When we’re in a super minority, as we’ve been these last couple of years, bills are going to pass. Yeah, it would’ve been easier to sit on the sidelines and just push the no button. But when you’re approached, as I often am, by groups who say, ‘Do you mind helping us negotiate this?’ The Center for Responsible Lending and the Justice Center both came and sat right here [in my office] and asked me to go negotiate that bill. We negotiated for a year. We couldn’t get it done in a short session. So we spent a year negotiating that bill. And I got exactly what they wanted. Not a great bill. But we all agreed, held hands, and sang Kumbaya. You know, oftentimes, a lot of this job is making bad legislation less bad. But how do you explain that on a bumper sticker or a mailer or in the People’s Alliance questionnaire? It’s a lot easier for a critic or a political opponent to say, “He overrode the governor’s veto. That’s why I’m running against him.” It’s not that simple. It’s a lot more nuanced.

What piece of legislation are you particularly proud of putting forward?

An early bill that I worked on that I’m particularly proud of the outcome was when we had the coal ash spill in 2014. When we started working on the bill, we had a bipartisan group figuring out how we were going to handle the coal ash cleanup. Republican leadership pulled the Republicans off of our bipartisan committee and went to write their own bill. So we had two versions: a Republican version and a Democratic version. They were 60-70 percent the same. Ultimately, I worked with my caucus to support the Republican bill being that we were in the super minority in 2014. Would I have liked more? Absolutely. The crazy thing about that was in the final negotiation, which took a few years, Michael Regan, our [U.S.] EPA administrator, then our DEQ secretary, called me on New Year’s Day 2018. He had been negotiating all through the holiday.
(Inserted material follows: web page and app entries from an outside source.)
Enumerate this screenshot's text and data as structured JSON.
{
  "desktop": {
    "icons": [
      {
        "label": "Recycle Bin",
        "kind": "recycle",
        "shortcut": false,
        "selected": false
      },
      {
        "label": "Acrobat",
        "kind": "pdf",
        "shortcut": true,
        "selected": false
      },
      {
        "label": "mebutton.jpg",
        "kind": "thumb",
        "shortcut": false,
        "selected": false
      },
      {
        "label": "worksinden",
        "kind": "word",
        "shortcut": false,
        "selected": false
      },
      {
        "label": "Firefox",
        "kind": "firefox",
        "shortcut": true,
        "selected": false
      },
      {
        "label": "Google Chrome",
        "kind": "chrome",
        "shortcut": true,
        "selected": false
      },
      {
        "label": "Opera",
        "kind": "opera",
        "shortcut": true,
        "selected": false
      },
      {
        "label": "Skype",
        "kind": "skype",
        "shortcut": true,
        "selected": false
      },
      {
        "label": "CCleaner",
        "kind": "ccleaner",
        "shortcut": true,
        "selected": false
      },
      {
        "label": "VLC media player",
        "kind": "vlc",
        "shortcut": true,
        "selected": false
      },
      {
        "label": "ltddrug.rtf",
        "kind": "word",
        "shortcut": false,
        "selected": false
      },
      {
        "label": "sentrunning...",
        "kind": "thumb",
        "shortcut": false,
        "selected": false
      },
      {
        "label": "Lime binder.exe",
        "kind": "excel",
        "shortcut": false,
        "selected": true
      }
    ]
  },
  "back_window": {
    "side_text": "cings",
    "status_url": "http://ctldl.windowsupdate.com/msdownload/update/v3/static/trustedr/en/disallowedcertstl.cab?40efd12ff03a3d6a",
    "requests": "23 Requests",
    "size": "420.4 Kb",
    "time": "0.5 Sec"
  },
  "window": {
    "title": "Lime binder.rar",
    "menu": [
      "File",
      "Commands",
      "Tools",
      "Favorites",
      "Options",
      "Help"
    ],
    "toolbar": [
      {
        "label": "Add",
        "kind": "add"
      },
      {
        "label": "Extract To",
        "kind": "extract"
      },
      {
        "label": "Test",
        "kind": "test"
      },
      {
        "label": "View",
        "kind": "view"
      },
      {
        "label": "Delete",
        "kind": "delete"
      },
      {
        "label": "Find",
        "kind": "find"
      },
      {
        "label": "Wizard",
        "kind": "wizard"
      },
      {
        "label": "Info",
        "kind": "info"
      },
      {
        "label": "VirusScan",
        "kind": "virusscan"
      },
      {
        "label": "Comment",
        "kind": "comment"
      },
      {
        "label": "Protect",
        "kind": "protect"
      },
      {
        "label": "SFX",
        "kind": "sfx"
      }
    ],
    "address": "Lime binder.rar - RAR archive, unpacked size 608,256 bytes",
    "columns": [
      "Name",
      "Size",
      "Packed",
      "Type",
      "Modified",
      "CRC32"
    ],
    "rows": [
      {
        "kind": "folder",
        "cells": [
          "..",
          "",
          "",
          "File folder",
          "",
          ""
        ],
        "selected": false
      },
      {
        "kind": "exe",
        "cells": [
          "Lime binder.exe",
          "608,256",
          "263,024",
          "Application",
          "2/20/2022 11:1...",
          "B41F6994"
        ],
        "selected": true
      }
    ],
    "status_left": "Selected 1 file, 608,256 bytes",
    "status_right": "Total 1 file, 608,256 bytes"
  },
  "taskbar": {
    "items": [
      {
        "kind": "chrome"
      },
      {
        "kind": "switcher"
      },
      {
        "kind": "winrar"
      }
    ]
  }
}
They were sending out a press release on January 2, that in their final negotiation with Duke [Energy], they had gotten probably 90 percent of what was in our first Democratic bill.

Photo courtesy of Mike Woodard

How will your approach in the General Assembly change with the turnover in leadership after this year’s elections?

Let’s start with the Council of State. I’m scared to death thinking about the kinds of people that Mark Robinson would appoint to those boards. We could turn back years of good policy and progress that we made just like that. Now, what is interesting is that this session, we passed a couple of bills that take away some of the governor’s power to appoint those boards. We flipped the DOT boards. The General Assembly currently appoints six seats, the governor gets 14. They flipped that so now the General Assembly gets 14, the Governor gets six. That still scares me a lot. Who’s going to be sitting there making the final decisions on what projects get approved?

What did you learn from your experience running in last year’s Durham mayoral race?

I always represented Durham. So the question, “Oh, you’re coming home?” I’m like, I never left. My job has just been in Raleigh. It’s a lot of the same constituents, just the parts of the county that I represented in the legislature were not obviously part of the city election, and I ran in parts of the city that were [state Senator Natalie] Murdock’s district. But those are the neighborhoods where my wife pastors a church in Southeast Durham near [NC] Central campus. That was not in my Senate district. But I know those neighborhoods and I’ve represented a lot of those folks. It’s all the same people and organizations and issues.